Intel had marched forward, producing the 80286 (with its companion 80287) and the 80386 (with its companion 80387).
Steve asked me to write a test for the math chips. I wrote it in C and Intel 16-bit Assembler. The test performed the four standard arithmetic operations—add, subtract, multiply, divide—and also special operations the NDP was capable of, like exponents, logarithms, square roots, trigonometric functions, etc.
The code tested whether the answers calculated by the chip came out within a narrow range, since it is not possible to test for an exact result with floating-point numbers that can be “right” but differ in the least significant bits of the mantissa. I named it 87TEST.EXE. It shipped with every NDP we sold: 8087, 80287, 80387.
We began getting calls from customers who had bought an 80287 or 80387, complaining that they had received the wrong test. Someone would have to explain that the same executable with the same code tested all variants of the NDP. These calls were costing the company money to reassure the customers, so I wrote a new version of the test which determined which CPU and which NDP it was running on.
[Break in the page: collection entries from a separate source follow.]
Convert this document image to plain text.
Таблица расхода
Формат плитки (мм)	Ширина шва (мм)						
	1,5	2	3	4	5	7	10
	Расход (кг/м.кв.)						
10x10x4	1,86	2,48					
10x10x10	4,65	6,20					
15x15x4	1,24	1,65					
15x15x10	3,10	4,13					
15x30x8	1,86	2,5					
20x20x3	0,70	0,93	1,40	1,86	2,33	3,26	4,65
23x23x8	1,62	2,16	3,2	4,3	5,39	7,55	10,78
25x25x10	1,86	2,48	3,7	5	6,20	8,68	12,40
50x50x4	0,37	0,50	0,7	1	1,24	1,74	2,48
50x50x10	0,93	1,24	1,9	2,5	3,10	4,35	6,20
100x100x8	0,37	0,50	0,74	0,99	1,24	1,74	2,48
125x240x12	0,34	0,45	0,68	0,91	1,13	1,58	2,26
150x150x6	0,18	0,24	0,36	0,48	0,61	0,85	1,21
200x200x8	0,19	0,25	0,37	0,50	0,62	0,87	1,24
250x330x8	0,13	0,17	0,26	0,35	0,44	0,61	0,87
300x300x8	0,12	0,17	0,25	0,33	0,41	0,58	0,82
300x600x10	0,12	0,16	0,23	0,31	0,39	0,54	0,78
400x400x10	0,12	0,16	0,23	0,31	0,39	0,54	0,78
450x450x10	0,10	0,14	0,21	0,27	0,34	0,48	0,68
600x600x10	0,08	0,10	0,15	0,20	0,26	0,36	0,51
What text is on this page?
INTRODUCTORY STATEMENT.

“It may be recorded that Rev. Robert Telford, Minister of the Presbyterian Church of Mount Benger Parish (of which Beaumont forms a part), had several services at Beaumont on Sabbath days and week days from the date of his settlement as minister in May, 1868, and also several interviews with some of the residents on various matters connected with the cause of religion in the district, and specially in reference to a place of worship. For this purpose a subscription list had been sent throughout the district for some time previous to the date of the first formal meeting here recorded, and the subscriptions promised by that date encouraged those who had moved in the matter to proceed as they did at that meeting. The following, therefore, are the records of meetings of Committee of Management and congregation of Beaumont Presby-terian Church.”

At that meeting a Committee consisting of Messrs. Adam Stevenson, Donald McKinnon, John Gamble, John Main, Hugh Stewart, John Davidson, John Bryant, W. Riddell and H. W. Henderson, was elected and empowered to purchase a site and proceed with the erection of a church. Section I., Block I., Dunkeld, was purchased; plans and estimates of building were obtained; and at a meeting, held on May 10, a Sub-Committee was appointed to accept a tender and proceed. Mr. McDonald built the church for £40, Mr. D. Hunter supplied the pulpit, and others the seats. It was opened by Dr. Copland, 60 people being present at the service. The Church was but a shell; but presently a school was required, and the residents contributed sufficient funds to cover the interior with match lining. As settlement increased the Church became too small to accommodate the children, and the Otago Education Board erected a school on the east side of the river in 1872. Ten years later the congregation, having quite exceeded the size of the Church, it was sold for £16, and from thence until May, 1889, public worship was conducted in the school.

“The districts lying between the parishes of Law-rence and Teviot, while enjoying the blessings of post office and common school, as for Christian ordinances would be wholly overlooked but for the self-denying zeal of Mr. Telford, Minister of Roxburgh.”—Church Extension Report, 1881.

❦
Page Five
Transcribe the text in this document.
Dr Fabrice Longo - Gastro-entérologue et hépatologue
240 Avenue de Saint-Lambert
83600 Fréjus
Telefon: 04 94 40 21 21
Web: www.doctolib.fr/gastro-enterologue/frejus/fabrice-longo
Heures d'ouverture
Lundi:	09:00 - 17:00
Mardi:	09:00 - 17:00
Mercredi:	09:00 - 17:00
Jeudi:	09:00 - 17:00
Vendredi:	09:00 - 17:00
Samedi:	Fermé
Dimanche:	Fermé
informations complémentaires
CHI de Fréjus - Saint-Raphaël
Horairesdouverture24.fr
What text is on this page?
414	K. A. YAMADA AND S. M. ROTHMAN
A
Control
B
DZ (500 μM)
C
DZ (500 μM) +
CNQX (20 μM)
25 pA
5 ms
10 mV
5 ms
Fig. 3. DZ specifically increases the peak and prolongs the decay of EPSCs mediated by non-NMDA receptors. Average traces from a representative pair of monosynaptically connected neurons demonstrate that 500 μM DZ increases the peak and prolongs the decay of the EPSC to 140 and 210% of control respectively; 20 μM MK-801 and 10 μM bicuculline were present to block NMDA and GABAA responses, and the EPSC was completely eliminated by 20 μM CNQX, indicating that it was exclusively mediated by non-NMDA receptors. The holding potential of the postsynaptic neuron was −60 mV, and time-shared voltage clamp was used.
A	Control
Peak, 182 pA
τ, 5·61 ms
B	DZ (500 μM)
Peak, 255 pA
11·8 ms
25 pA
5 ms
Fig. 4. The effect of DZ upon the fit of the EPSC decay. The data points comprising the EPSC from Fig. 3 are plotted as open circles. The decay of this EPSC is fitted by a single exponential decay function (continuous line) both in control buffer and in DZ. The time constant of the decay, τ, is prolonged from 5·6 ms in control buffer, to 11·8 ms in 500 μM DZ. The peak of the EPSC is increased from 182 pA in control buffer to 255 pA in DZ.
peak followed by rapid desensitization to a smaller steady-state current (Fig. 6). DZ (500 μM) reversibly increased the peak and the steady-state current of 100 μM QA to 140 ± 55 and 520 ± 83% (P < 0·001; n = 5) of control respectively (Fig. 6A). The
The OS was MS-DOS, a character-based system. I used the advanced ROM-BIOS character set to “draw” images representing both chips, each casting a “shadow” to seem three-dimensional, and each labeled with the number of the chip. For example, one “image” could be labeled 80286 and the other 80287.
In order to gain customer confidence these had to be accurate. Later models of these chips had instructions whereby you could ask the chip, “What are you?” and it would return its version number. Earlier variants did not have these instructions, but for the most part I found characteristics I could test for to determine the version.
With the 8088 and 8086, however, they both used exactly the same instruction set. I racked my brain to find a difference and could not. I turned to my dog-eared copy of the 8088/86 Intel product manual and pored through it. Finally, I found a difference: the 8088 had a four-byte prefetch queue and the 8086 had a six-byte one.
I solved the problem by writing self-modifying code, which was a huge no-no according to Intel. It used 6 bytes in the code segment, with a constant defined in the 6th byte. I cleared the prefetch queue by doing a jump to the lead instruction. Thus, the prefetch queue would contain four bytes and the sixth byte would still be in memory (8088) or all six bytes would be in the pre-fetch queue (8086). The first instruction moved a different constant into the 6th byte. In an 8088, the 6th byte in memory would be changed and in the 8086 the 6th byte would be modified in the prefetch queue and remain untouched in memory. Then I would test that 6th byte: changed = 8088 and unchanged = 8086.
At last my search to correctly identify the CPU and its companion NDP was over. The test program was complete.
I had to make do with the Intel product manual, the IBM PC manual, the IBM debugger, and tools my own company had created. Google did not exist, and for that matter, the Internet as we know it today did not exist. There was no plethora of instructional videos, as are widely available today.
Success required above all persistence and resourcefulness. I do not deny that native ability and education are important, but problem-solving in the IT world succeeds when we accept a challenge and strive to achieve what we never thought possible.
We adapt, we improvise, we overcome. Failure is not an option!